As though the challenges of providing assured real-time service in small, customized, or dedicated systems weren't difficult enough, this new scenario significantly raises the stakes--and the risks. Real-time assurance fundamentally relies on predictability of the timing behavior of both the workload and the platform. In this new environment, applications may still be amenable to detailed analysis, but the platform is now highly unstable and unpredictable and the application must now share resources with an unknown and dynamically changing workload. The fundamental challenge is how to deliver assured real-time service to applications in such an environment.
Time must become a first class attribute at all system levels. Techniques appropriate for closed, static systems must be re-engineered into a framework of services that allow dynamic construction of the execution environment necessary to guarantee application specified timing constraints. While networking technology is emerging that allows low level quality-of-service negotiation and adaptation (ATM) and real-time support (RTTP), there is currently no framework for mapping application requirements into these services. Quality-of-Service concepts, which are currently limited primarily to the networking domain, need to be expanded to encompass all system resources in a manner that permits global, end-to-end assurance. The inherent uncertainties in a large scale, evolving system dictate that adaptation be the norm: innovative methods of structuring applications to adapt to available service quality while still delivering acceptable results (possibly degraded in an understandable way) are needed.
Critical technologies for achieving this goal include: self-describing resources, real-time monitoring technology to measure performance and relate it to application-level expectations, incorporation of timing semantics into module interfaces allowing specification of and reasoning about timing properties of systems composed from such modules, open implementations of resources allowing low-level application-specific manipulation of timing properties and, finally, application development environments that permit the construction of flexible applications supporting rational tradeoffs among timing constraints and result quality.

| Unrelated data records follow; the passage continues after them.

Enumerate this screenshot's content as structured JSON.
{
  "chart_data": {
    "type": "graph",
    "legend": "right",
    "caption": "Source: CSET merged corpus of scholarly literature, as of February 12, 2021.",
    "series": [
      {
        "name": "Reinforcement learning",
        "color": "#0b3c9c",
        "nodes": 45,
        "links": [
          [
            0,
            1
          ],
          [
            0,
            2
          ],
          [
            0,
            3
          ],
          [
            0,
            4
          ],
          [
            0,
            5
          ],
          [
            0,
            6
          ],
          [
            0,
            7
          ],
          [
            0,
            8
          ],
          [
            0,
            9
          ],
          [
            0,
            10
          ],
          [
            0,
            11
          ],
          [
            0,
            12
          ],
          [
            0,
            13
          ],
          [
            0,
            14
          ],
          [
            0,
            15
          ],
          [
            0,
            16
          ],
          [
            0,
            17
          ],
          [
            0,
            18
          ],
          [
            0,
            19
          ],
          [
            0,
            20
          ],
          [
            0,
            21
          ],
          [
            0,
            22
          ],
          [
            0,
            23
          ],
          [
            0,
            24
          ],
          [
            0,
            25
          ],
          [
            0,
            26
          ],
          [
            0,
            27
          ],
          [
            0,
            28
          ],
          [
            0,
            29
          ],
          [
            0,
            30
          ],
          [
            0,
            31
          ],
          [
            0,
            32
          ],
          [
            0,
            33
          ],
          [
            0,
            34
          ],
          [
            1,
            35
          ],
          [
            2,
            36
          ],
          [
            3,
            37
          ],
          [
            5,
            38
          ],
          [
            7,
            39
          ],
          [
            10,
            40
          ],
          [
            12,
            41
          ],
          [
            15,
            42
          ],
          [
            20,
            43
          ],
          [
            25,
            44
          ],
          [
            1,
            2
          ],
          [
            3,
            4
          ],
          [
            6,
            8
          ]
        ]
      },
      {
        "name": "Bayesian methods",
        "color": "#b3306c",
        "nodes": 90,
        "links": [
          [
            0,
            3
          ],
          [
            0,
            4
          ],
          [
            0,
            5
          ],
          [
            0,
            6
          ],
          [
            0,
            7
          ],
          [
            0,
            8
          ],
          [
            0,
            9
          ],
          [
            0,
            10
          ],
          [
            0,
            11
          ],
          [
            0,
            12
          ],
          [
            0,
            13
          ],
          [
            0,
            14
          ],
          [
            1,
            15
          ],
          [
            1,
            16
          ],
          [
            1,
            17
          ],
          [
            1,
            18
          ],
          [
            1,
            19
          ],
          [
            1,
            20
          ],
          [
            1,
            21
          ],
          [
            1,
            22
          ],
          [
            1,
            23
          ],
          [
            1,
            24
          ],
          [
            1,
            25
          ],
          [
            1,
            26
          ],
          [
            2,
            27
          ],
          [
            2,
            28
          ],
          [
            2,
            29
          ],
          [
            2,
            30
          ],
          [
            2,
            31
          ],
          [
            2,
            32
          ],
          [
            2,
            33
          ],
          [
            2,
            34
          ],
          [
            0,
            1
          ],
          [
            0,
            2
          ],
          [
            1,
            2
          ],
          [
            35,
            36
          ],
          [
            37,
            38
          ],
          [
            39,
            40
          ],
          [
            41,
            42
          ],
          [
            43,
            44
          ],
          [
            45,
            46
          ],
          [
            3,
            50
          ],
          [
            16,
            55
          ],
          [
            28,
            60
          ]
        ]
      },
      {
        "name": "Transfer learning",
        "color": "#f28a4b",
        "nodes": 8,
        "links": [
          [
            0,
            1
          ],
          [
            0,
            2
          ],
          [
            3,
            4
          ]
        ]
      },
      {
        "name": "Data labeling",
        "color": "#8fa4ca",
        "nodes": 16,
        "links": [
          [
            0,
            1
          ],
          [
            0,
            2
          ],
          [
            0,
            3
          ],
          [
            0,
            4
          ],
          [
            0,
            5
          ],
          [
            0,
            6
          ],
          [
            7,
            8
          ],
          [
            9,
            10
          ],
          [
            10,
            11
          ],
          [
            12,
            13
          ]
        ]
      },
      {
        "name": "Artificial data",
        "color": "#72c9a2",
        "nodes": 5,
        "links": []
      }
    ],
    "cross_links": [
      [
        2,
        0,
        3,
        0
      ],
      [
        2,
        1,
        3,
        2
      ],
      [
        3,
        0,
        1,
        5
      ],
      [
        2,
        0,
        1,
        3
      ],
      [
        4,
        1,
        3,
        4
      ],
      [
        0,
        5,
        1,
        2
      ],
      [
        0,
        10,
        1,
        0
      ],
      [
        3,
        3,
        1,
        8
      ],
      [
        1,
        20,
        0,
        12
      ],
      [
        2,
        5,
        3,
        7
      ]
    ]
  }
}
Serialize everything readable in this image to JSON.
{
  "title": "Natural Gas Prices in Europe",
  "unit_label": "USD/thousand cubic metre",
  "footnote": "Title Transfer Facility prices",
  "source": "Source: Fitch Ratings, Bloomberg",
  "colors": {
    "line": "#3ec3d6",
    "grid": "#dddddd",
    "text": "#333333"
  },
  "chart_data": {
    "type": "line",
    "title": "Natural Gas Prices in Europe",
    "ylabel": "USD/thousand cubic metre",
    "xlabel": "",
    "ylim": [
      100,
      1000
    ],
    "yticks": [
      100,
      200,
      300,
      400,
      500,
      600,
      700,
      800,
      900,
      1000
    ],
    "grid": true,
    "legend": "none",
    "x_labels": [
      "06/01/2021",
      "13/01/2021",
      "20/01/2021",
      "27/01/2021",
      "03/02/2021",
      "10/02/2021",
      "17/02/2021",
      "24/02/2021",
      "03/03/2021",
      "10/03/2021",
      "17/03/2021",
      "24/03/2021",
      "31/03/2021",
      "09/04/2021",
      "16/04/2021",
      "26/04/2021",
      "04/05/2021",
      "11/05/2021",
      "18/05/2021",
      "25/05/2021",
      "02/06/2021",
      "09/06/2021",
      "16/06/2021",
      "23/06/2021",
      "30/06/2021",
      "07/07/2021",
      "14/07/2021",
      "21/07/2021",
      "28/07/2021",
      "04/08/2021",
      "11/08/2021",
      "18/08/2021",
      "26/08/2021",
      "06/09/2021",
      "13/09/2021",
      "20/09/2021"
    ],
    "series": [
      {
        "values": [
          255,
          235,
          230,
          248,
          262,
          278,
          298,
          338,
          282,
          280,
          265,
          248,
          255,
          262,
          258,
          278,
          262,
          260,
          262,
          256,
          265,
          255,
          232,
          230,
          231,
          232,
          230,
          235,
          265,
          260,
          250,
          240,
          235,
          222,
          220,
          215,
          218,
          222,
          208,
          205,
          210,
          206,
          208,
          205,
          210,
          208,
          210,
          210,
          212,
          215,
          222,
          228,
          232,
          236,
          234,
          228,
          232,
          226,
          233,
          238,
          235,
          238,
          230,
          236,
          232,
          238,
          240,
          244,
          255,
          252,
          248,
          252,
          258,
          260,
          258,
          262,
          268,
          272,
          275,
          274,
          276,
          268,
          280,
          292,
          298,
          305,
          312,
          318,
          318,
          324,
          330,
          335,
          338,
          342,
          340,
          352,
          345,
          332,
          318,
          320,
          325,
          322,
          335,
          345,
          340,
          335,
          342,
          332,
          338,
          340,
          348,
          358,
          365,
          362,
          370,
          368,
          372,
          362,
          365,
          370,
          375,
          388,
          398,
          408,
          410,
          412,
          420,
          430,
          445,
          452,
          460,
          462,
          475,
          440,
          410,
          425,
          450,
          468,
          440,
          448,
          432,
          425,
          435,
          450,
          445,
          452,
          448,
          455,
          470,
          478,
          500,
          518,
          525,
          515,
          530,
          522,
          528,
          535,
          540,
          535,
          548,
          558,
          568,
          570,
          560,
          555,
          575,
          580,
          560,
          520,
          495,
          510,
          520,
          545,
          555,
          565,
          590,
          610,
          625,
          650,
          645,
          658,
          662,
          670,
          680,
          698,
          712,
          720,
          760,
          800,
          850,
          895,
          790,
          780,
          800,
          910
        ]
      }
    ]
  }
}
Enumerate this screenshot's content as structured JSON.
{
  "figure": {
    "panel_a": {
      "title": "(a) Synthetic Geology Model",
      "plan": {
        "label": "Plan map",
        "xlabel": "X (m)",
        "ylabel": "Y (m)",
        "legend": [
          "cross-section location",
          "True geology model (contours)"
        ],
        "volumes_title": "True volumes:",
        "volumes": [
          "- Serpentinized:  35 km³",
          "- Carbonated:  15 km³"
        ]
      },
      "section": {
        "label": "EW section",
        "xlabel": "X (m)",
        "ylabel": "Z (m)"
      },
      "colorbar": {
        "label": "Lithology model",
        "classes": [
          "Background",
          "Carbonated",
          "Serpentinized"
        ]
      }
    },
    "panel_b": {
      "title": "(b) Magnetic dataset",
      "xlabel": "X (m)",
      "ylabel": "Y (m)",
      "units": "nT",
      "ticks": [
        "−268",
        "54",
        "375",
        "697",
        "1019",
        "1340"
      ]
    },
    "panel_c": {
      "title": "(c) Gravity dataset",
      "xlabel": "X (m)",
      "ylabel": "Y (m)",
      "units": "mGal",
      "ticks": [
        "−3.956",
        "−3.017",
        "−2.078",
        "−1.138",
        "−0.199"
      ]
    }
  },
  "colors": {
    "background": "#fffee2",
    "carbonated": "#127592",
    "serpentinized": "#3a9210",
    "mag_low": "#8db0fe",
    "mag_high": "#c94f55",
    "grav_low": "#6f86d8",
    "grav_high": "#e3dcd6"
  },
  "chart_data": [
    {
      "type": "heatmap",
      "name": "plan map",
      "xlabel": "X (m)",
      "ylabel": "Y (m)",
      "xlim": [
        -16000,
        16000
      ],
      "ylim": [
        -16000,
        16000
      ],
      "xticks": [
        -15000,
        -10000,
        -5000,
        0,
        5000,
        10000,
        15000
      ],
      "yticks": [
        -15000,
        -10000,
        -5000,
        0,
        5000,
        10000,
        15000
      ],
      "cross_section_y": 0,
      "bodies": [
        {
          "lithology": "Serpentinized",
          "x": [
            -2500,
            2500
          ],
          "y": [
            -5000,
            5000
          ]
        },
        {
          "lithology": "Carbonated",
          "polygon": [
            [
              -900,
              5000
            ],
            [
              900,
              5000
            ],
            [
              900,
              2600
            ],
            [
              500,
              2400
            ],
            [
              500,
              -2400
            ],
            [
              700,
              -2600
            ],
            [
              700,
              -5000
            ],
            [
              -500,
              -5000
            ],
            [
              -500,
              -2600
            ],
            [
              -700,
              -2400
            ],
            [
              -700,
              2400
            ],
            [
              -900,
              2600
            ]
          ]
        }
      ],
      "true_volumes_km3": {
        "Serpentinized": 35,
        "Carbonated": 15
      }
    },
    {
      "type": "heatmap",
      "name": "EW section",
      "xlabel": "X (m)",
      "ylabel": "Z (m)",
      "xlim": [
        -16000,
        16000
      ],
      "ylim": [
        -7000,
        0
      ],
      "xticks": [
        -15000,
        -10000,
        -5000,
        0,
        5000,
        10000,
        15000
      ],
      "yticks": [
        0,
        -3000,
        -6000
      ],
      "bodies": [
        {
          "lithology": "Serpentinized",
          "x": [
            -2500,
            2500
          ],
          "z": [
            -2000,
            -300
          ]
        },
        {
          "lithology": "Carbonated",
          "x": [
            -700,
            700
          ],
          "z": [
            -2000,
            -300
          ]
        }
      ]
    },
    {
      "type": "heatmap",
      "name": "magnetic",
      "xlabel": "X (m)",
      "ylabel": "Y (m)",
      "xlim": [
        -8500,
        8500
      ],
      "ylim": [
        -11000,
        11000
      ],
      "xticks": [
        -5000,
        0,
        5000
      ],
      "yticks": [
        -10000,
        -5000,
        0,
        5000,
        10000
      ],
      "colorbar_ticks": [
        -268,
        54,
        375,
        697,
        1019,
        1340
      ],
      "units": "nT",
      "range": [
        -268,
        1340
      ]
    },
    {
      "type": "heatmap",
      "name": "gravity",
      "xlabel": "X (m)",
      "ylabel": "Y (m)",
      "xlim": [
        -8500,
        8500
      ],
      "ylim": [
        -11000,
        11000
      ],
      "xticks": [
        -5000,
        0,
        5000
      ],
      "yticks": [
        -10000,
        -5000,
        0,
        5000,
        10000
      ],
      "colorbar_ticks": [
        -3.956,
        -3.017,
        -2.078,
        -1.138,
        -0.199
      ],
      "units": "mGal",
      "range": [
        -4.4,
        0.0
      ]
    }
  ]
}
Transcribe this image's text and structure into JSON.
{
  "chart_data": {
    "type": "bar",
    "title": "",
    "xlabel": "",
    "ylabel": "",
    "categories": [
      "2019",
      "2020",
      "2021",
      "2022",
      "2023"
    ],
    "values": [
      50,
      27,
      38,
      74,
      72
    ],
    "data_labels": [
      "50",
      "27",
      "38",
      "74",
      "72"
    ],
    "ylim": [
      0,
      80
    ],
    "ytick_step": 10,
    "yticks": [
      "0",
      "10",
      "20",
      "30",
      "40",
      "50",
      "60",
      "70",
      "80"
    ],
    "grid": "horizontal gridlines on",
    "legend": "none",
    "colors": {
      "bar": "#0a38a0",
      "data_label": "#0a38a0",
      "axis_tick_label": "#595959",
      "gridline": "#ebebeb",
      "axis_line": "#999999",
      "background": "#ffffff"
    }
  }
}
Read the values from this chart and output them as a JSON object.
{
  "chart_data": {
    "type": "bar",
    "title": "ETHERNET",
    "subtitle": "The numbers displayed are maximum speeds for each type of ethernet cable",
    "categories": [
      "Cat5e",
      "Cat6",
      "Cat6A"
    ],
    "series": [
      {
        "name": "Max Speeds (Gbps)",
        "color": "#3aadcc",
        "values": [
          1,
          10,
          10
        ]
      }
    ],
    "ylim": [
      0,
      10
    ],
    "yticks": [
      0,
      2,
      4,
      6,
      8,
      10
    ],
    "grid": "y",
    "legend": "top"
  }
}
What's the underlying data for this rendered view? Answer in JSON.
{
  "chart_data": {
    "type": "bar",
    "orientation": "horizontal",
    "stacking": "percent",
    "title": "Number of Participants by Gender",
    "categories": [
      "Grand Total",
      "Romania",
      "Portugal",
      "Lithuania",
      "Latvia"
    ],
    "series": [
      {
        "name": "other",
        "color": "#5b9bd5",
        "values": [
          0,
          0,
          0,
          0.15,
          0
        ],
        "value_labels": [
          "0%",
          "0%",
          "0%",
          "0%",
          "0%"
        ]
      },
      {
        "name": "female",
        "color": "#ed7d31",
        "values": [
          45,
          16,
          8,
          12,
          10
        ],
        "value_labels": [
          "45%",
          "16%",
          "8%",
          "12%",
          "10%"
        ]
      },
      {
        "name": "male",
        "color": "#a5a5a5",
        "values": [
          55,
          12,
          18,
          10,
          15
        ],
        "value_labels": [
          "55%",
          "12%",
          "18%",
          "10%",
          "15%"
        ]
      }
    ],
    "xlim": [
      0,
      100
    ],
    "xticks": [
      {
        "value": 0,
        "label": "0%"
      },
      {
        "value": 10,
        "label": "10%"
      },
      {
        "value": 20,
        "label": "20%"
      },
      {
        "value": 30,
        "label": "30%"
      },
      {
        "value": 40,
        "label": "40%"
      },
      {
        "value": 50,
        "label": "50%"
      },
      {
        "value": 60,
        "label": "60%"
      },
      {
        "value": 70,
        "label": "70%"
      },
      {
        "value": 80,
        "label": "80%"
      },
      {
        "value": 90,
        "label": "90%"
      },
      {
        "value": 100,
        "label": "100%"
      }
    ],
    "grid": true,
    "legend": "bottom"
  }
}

While this discussion has focused on the challenges of achieving real-time assurance in the emerging environment of large-scale distributed systems, it should be noted that time is but one of the attributes that must be addressed. An integrated application and system view of quality-of-service encompassing dependability, security, and safety constraints as well as timing must be developed. Relationships among these attributes are currently poorly understood. Finally, as future applications are likely to follow the current trend toward increasingly interactive and collaborative paradigms, the role of the human user(s) must be explicitly taken in account, as well.